At a splendid conference at the University of the South last weekend, the most important underlying theme turned out to be the question of the continuity of the 14th Amendment with the rest of the constitution. Some scholars—indeed most– argued that the Reconstruction Amendments represented a second founding and a radical break with the past.
In contrast, I believe that there is substantial continuity between these two essential parts of our charter of liberty. The 14th Amendment advanced and opened to all the commercial republic that was at the heart of the original Constitution. By their secession and actions leading up to succession, the South showed that it recognized that commercial dynamism and freedoms of the original founding would doom slavery. The Civil War just accelerated the realization of guarantees that flowed from principles implicit in the original Constitution.

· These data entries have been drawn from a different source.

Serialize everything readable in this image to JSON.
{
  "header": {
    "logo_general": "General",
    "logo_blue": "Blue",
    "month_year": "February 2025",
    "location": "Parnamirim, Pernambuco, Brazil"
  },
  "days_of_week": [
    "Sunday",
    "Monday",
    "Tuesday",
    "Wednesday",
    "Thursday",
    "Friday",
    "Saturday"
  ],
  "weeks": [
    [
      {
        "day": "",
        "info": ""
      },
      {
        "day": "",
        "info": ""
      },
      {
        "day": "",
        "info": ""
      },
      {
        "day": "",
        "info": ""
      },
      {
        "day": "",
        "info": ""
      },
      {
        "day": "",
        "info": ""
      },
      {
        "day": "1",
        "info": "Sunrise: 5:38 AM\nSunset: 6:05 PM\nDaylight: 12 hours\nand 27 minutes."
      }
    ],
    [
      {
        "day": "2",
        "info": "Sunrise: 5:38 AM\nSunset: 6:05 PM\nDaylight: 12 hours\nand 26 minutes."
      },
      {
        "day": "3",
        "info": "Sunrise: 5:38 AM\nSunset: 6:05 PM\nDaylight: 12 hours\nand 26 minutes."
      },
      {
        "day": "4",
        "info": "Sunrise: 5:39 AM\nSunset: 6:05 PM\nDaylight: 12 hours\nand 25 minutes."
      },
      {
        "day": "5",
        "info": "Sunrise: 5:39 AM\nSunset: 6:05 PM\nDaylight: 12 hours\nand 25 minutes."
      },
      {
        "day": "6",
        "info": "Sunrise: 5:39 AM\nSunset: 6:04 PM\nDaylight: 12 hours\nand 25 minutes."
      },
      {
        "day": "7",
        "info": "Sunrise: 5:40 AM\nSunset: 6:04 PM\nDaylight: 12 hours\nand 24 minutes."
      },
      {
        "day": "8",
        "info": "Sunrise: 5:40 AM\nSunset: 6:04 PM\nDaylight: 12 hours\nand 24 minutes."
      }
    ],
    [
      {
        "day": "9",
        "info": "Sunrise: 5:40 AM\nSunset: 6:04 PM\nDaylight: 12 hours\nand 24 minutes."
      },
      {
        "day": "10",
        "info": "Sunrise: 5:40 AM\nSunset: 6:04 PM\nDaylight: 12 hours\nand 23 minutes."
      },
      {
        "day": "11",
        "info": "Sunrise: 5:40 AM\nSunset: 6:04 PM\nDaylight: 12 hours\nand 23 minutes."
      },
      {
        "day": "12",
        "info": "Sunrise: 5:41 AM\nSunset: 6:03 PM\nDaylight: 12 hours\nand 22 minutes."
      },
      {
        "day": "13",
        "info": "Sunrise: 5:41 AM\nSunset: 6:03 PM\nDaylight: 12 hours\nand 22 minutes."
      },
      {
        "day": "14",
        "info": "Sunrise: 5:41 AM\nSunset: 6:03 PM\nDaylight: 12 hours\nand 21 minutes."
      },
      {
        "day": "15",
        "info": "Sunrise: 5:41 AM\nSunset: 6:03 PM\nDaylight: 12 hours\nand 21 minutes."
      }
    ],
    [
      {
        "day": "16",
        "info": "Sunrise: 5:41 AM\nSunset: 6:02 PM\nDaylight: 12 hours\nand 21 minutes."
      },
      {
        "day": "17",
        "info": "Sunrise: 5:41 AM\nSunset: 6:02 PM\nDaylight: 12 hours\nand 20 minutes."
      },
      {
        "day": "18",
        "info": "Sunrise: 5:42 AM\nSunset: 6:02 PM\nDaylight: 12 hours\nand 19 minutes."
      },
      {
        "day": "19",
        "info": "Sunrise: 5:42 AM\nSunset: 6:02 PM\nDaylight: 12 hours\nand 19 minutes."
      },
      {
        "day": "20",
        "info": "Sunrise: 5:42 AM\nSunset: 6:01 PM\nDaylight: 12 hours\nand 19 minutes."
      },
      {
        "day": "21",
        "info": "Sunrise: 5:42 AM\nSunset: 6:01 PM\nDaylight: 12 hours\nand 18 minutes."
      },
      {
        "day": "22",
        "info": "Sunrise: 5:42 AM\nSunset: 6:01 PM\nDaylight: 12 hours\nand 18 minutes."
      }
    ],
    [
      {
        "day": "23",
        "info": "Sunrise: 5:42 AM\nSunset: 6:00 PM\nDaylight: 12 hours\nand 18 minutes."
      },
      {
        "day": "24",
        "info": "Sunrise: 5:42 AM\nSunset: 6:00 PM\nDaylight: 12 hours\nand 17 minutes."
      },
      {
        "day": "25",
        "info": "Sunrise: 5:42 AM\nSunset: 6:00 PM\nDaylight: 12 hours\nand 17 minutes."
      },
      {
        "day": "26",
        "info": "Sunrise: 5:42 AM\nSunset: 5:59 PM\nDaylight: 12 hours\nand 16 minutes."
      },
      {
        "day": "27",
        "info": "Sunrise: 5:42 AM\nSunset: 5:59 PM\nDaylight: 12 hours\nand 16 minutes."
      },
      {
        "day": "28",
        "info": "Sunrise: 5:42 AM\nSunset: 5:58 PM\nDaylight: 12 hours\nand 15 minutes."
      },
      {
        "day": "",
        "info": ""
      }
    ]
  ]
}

For instance, before the War Southern states tried to gag discussion of petitions on slavery on the House floor and banish criticism of the peculiar institution from the federal mails, in obvious violation of constitutional guarantees. Slavery supporters also burned down abolition newspapers. They tried to ban books that argued that the wages of Southerners who did not own slaves were decreased by the institution of slavery. As Michael Kent Curtis noted, these acts allowed the North to reframe the debate about slavery as one about established constitutional liberties and the freedom of labor generally.
Greg Weiner, in a characteristically thoughtful post, suggests that libertarian constitutionalism wrongly eliminates democratic politics from the polity in favor creating a republic of reason where rationality is judicially determined. While I am not a libertarian, but a classical liberal, I think that the correct reading of the U.S. Constitution does impose important constraints on the politics of rent-seeking. But it does not suppress politics so much as redirect it.
Professor Weiner correctly observes that many libertarians want to use the Constitution to prevent rent-seeking. The provision commonly referenced for this purpose is the Fourteenth Amendment. Note first, however, that the Fourteenth Amendment’s provisions apply only to the states. Thus, under a proper reading of our Constitution, the federal government may countenance rent-seeking within the scope of its enumerated powers. The difference between the strictures on states and on the nation may comport with the greater confidence that the extended republic will not be dominated by particular factions.
Moreover, at least under the appropriate reading of the Fourteenth Amendment, the restrictions on state legislation are relatively modest.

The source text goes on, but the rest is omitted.